Гостиница называлась очень необычно: “Королевский плот”. Говорили, что хозяин, движимый верноподданническими чувствами, собирался назвать свое заведение “Королевский оплот”, да цензоры из Канцелярии не разрешили, заявив, что королевским оплотом является доблестная немедийская гвардия, а никак не грязный кабак. Но вывеска была уже готова, и владелец гостиницы, чтобы не заказывать новую, просто стер в надписи одну букву, изменив неугодное чиновникам название на вполне нейтральное, хотя и насквозь бессмысленное.
– Мой дом находится отсюда на достаточном расстоянии, чтобы я могла быстро найти вас в случае необходимости и при этом ночью не слышать твоего храпа, Конан, – сообщила Ринга. – Ну, вы пока отдыхайте, а мы с Ильмой поехали…
– Как – с Ильмой! – заволновался варвар. – Ты собираешься забрать ее с собой?
– Не беспокойся. Я знаю несколько надежных мест, где можно спрятать ее и ребенка, – ответила Ринга и повернулась к девушке. Ильма покорно наклонила голову, но украдкой бросила из-под темных ресниц призывный взгляд на киммерийца. Это вдохновило варвара на борьбу за свое личное счастье.

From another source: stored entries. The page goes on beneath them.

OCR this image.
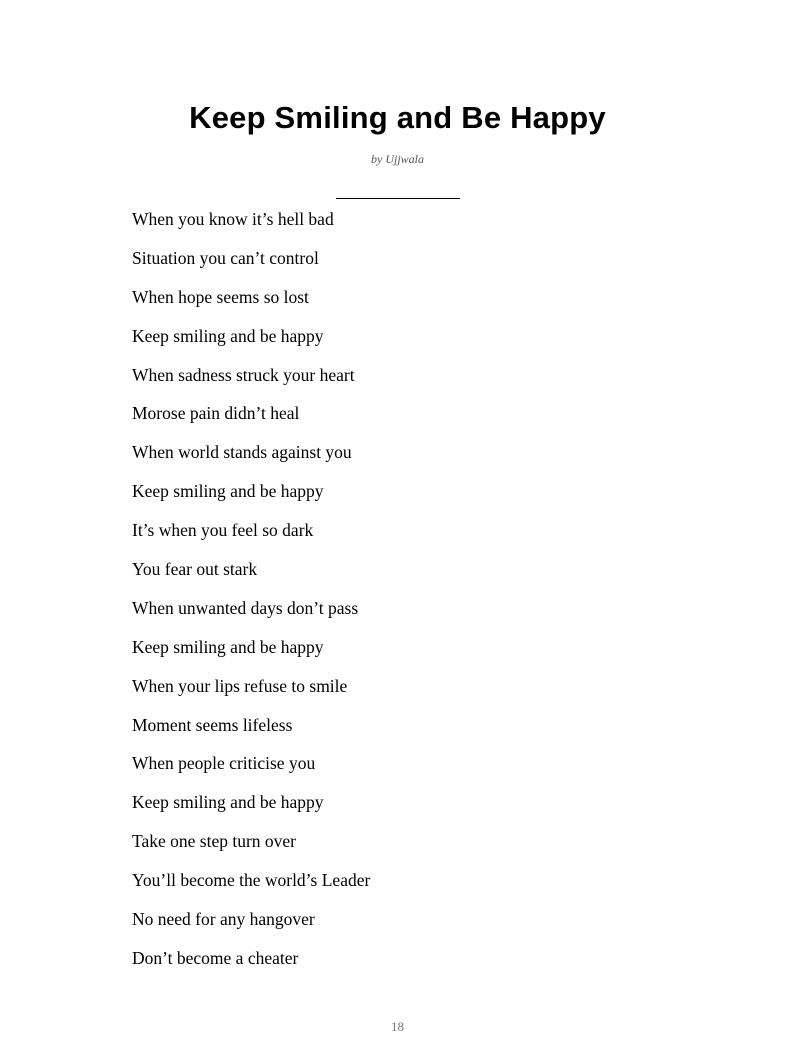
Keep Smiling and Be Happy
by Ujjwala
When you know it’s hell bad
Situation you can’t control
When hope seems so lost
Keep smiling and be happy
When sadness struck your heart
Morose pain didn’t heal
When world stands against you
Keep smiling and be happy
It’s when you feel so dark
You fear out stark
When unwanted days don’t pass
Keep smiling and be happy
When your lips refuse to smile
Moment seems lifeless
When people criticise you
Keep smiling and be happy
Take one step turn over
You’ll become the world’s Leader
No need for any hangover
Don’t become a cheater
18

– Послушай, Ринга, так ли ты уверена в надежности этих мест? – вкрадчиво заговорил Конан. – По-моему, самое безопасное место – там, где есть два таких добрых меча, как мой и Мораддинов. Никто не будет искать дочь барона в дешевой гостинице, а если и попытается – мы доходчиво объясним соглядатаю, что он ошибся.

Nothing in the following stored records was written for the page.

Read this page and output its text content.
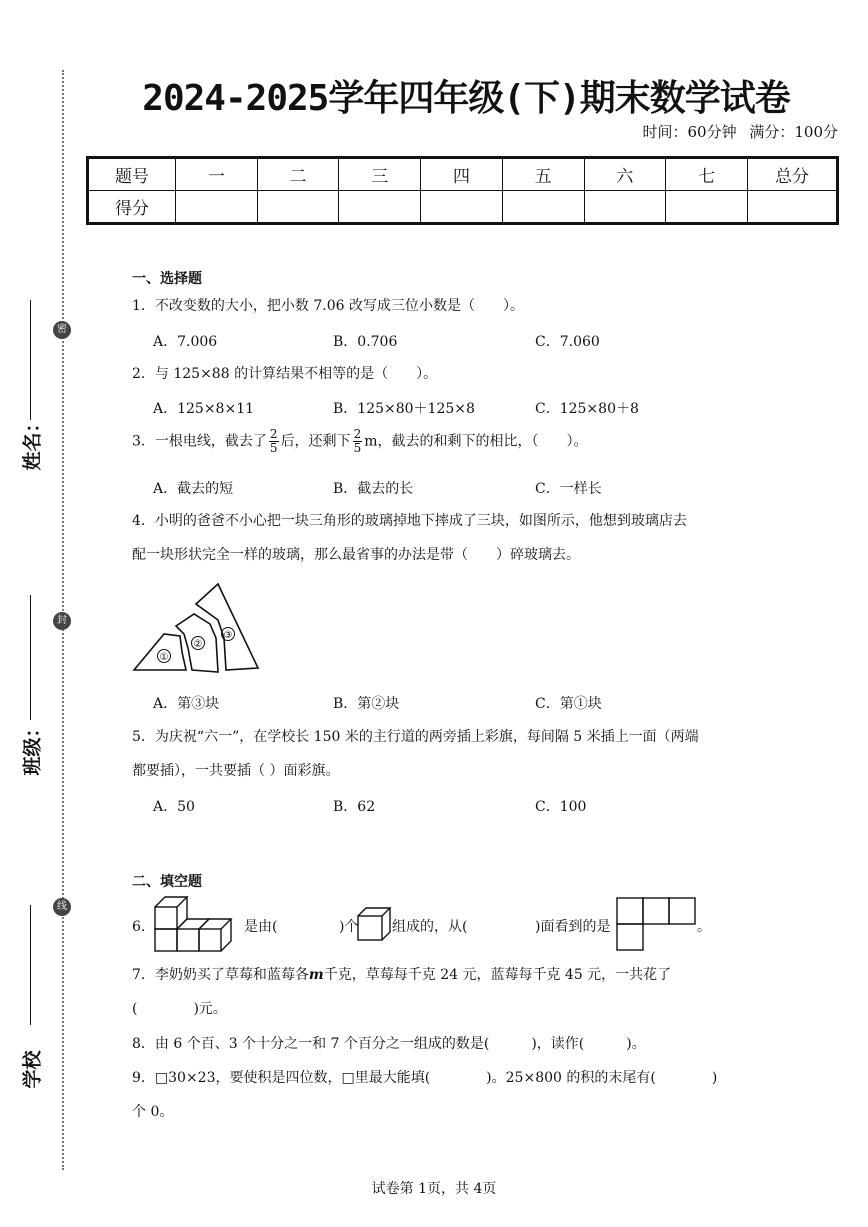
密
封
线
姓名：
班级：
学校
2024-2025学年四年级(下)期末数学试卷
时间：60分钟 满分：100分
题号	一	二	三	四	五	六	七	总分
得分								
一、选择题
1．不改变数的大小，把小数 7.06 改写成三位小数是（　　）。
A．7.006	B．0.706	C．7.060
2．与 125×88 的计算结果不相等的是（　　）。
A．125×8×11	B．125×80＋125×8	C．125×80＋8
3．一根电线，截去了 $\frac{2}{5}$ 后，还剩下 $\frac{2}{5}$ m，截去的和剩下的相比，（　　）。
A．截去的短	B．截去的长	C．一样长
4．小明的爸爸不小心把一块三角形的玻璃掉地下摔成了三块，如图所示，他想到玻璃店去
配一块形状完全一样的玻璃，那么最省事的办法是带（　　）碎玻璃去。
①
②
③
A．第③块	B．第②块	C．第①块
5．为庆祝“六一”，在学校长 150 米的主行道的两旁插上彩旗，每间隔 5 米插上一面（两端
都要插），一共要插（ ）面彩旗。
A．50	B．62	C．100
二、填空题
6．	是由(	)个 组成的，从(	)面看到的是	。
7．李奶奶买了草莓和蓝莓各m千克，草莓每千克 24 元，蓝莓每千克 45 元，一共花了
(　　　　)元。
8．由 6 个百、3 个十分之一和 7 个百分之一组成的数是(　　　)，读作(　　　)。
9．□30×23，要使积是四位数，□里最大能填(　　　　)。25×800 的积的末尾有(　　　　)
个 0。
试卷第 1页，共 4页
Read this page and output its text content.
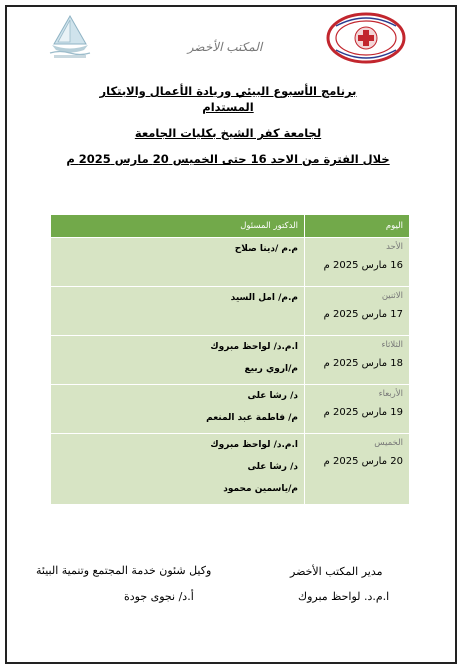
المكتب الأخضر
برنامج الأسبوع البيئي وريادة الأعمال والابتكار
المستدام
لجامعة كفر الشيخ بكليات الجامعة
خلال الفترة من الاحد 16 حتى الخميس 20 مارس 2025 م
اليوم	الدكتور المسئول

الأحد
16 مارس 2025 م	م.م /دينا صلاح

الاثنين
17 مارس 2025 م	م.م/ امل السيد

الثلاثاء
18 مارس 2025 م	ا.م.د/ لواحظ مبروك
م/اروي ربيع

الأربعاء
19 مارس 2025 م	د/ رشا على
م/ فاطمة عبد المنعم

الخميس
20 مارس 2025 م	ا.م.د/ لواحظ مبروك
د/ رشا على
م/ياسمين محمود
مدير المكتب الأخضر
ا.م.د. لواحظ مبروك
وكيل شئون خدمة المجتمع وتنمية البيئة
أ.د/ نجوى جودة
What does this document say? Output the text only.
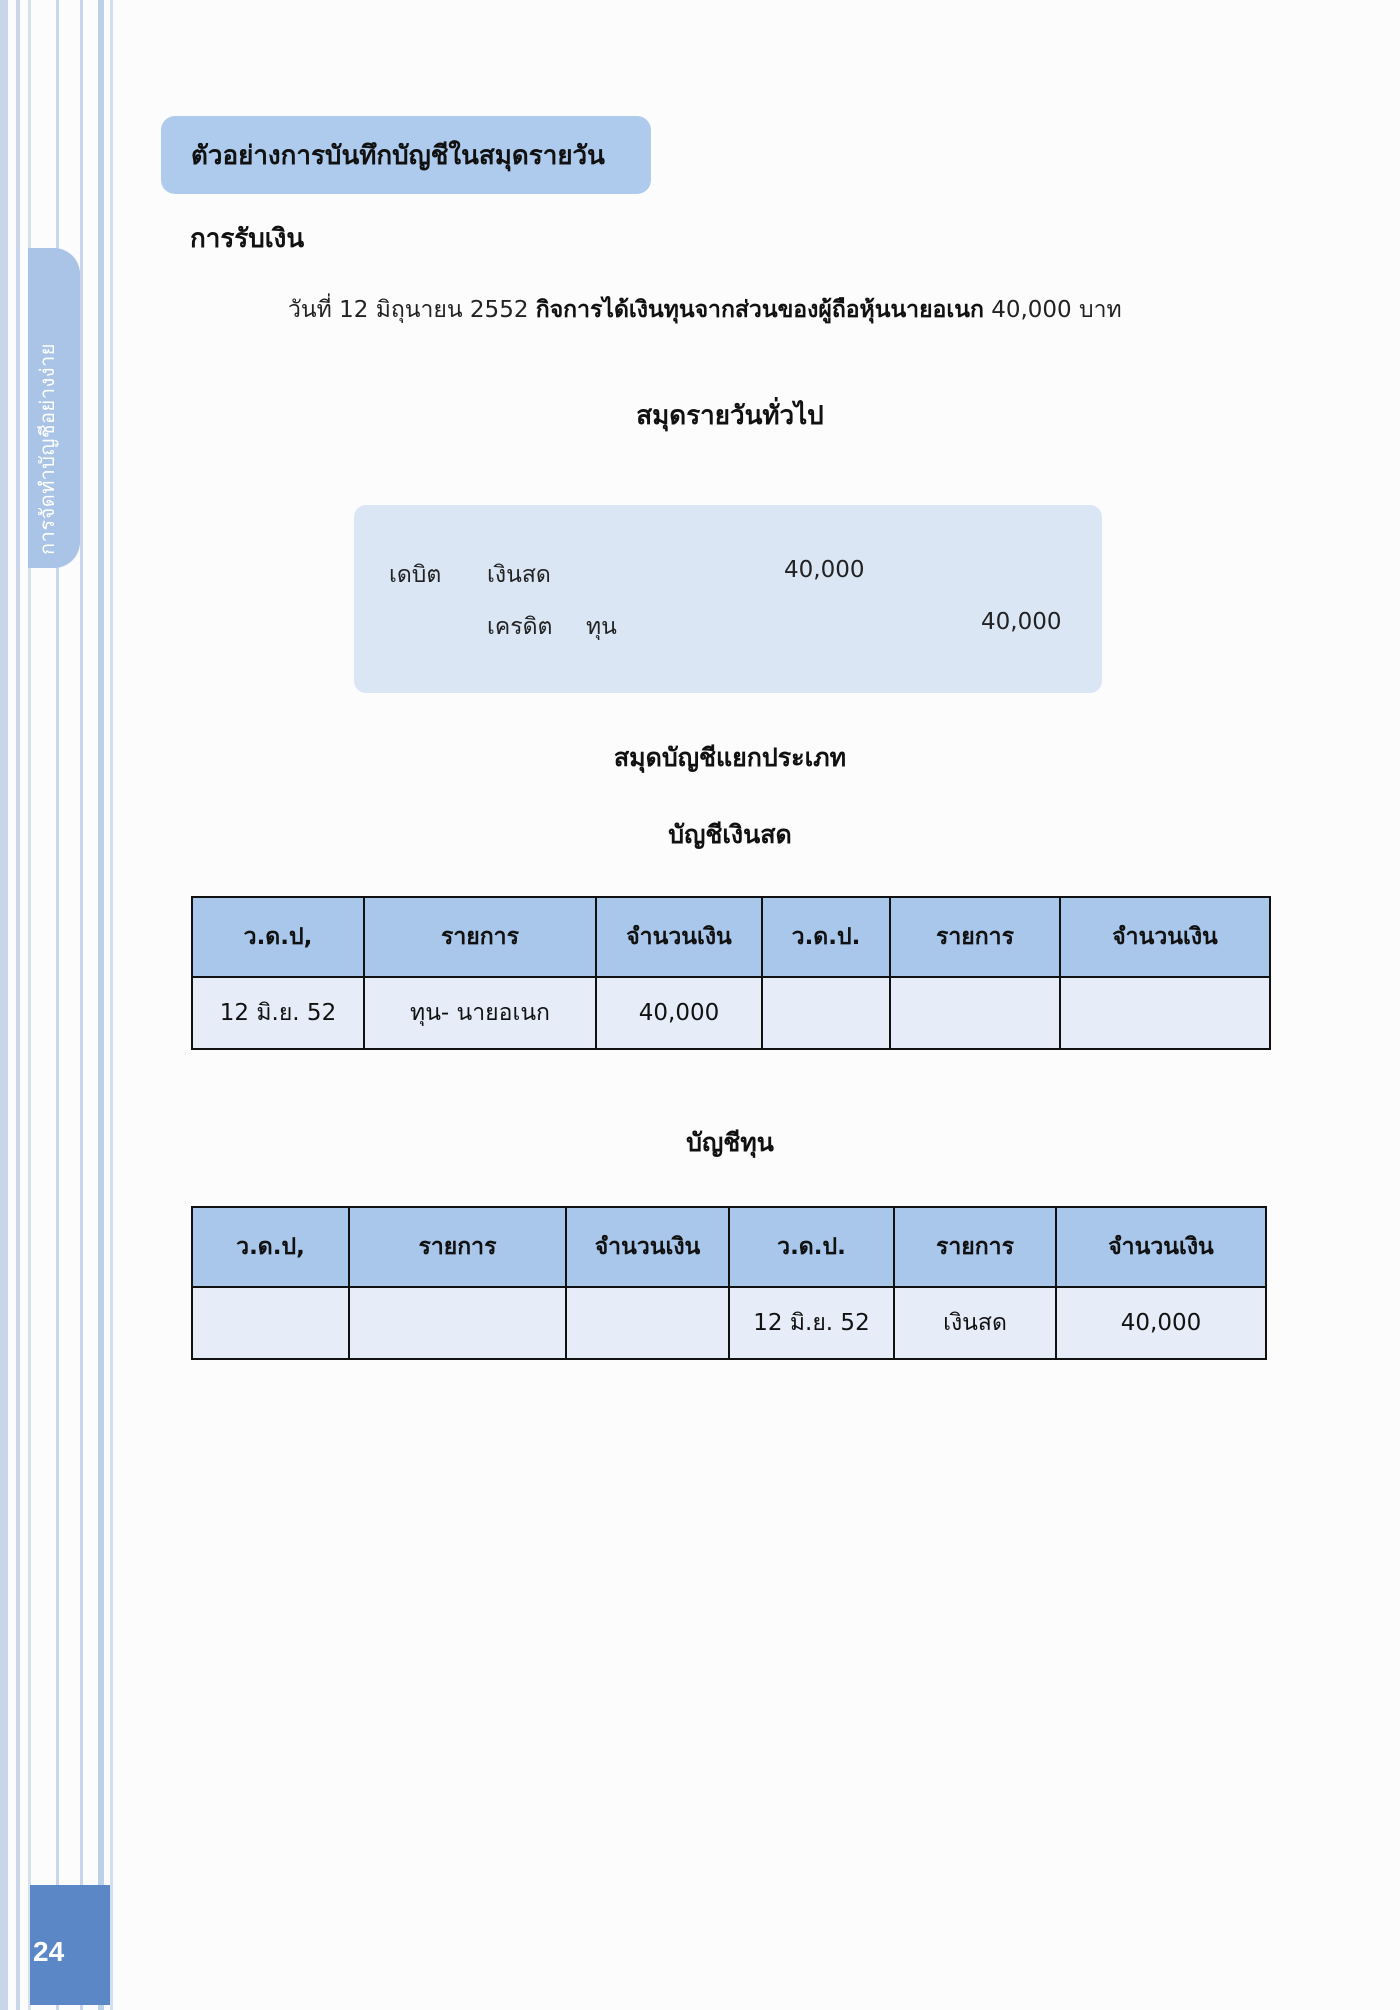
การจัดทำบัญชีอย่างง่าย
24
ตัวอย่างการบันทึกบัญชีในสมุดรายวัน
การรับเงิน
วันที่ 12 มิถุนายน 2552 กิจการได้เงินทุนจากส่วนของผู้ถือหุ้นนายอเนก 40,000 บาท
สมุดรายวันทั่วไป
เดบิต เงินสด	40,000
เครดิต ทุน	40,000
สมุดบัญชีแยกประเภท
บัญชีเงินสด
ว.ด.ป,	รายการ	จำนวนเงิน	ว.ด.ป.	รายการ	จำนวนเงิน
12 มิ.ย. 52	ทุน- นายอเนก	40,000			
บัญชีทุน
ว.ด.ป,	รายการ	จำนวนเงิน	ว.ด.ป.	รายการ	จำนวนเงิน
			12 มิ.ย. 52	เงินสด	40,000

Ринга на несколько мгновений задумалась, сдвинув тонкие, изящно выгнутые брови, и наконец кивнула:
– Хорошо, пусть Ильма и девочка остаются с вами. Но вы отвечаете за них головой! – Ринга твердо взглянула в глаза киммерийца и полугнома.
– Не командуй, женщина, – поморщился Конан. – С нами – как за каменной стеной, тебе ли об этом не знать.
– Во всякой стене существуют ворота, – туманно ответила Ринга и, кивнув на прощанье, подхлестнула свою усталую лошадь.
– О Иштар, какая спесь! – развела руками Ильма, когда рабирийка отъехала на порядочное расстояние. – Даже королева Рэлея держится гораздо скромнее.
– Ты знакома с королевой Немедии? – удивился Мораддин.
– Да, и очень близко, – не без гордости сообщила девушка. – Она очень благородная и добрая дама, всегда приветливая даже со слугами. Однажды она подарила мне свое платье… – Ильма внезапно вспыхнула и замолчала, поймав испытующий взгляд слегка раскосых глаз Мораддина.
– Что, твой старик-барон и тряпок тебе не покупал? – добродушно усмехнулся Конан. – Ничего, вот дадут мне обещанную награду – пойдем с тобой в лавку, выберешь себе любое платье!
Ильма ответила киммерийцу признательной многообещающей улыбкой, и Конан погрузился в приятные мечты, поэтому договариваться с хозяином “Королевского плота” о комнатах и обеде пришлось не столь подвластному плотским устремлениям и до отвращения вежливому Мораддину.
Ильма осталась в своей комнате укладывать усталую и потому раскапризничавшуюся Нию, а Конан и Мораддин спустились в общий зал. На хозяина гостиницы полугном произвел неизгладимое впечатление, усилившееся от знакомства с его мышью, поэтому обед был добротный и вкусный. В дальнем углу зала небольшая компания азартно резалась в кости, оттуда доносились радостные выкрики вперемежку с ругательствами. Насытившийся Конан все чаще поглядывал в ту сторону, побрякивая истощившимся за время пути кошельком. Перехватив направленный на игроков взгляд варвара, Мораддин привычно вздохнул и принялся подсчитывать, сколько дней они смогут продержаться вдвоем на деньги полугнома. Но судьба, явившаяся в виде обтрепанного однорукого нищего, просившего милостыню у посетителей “Королевского плота”, спасла друзей от разорения.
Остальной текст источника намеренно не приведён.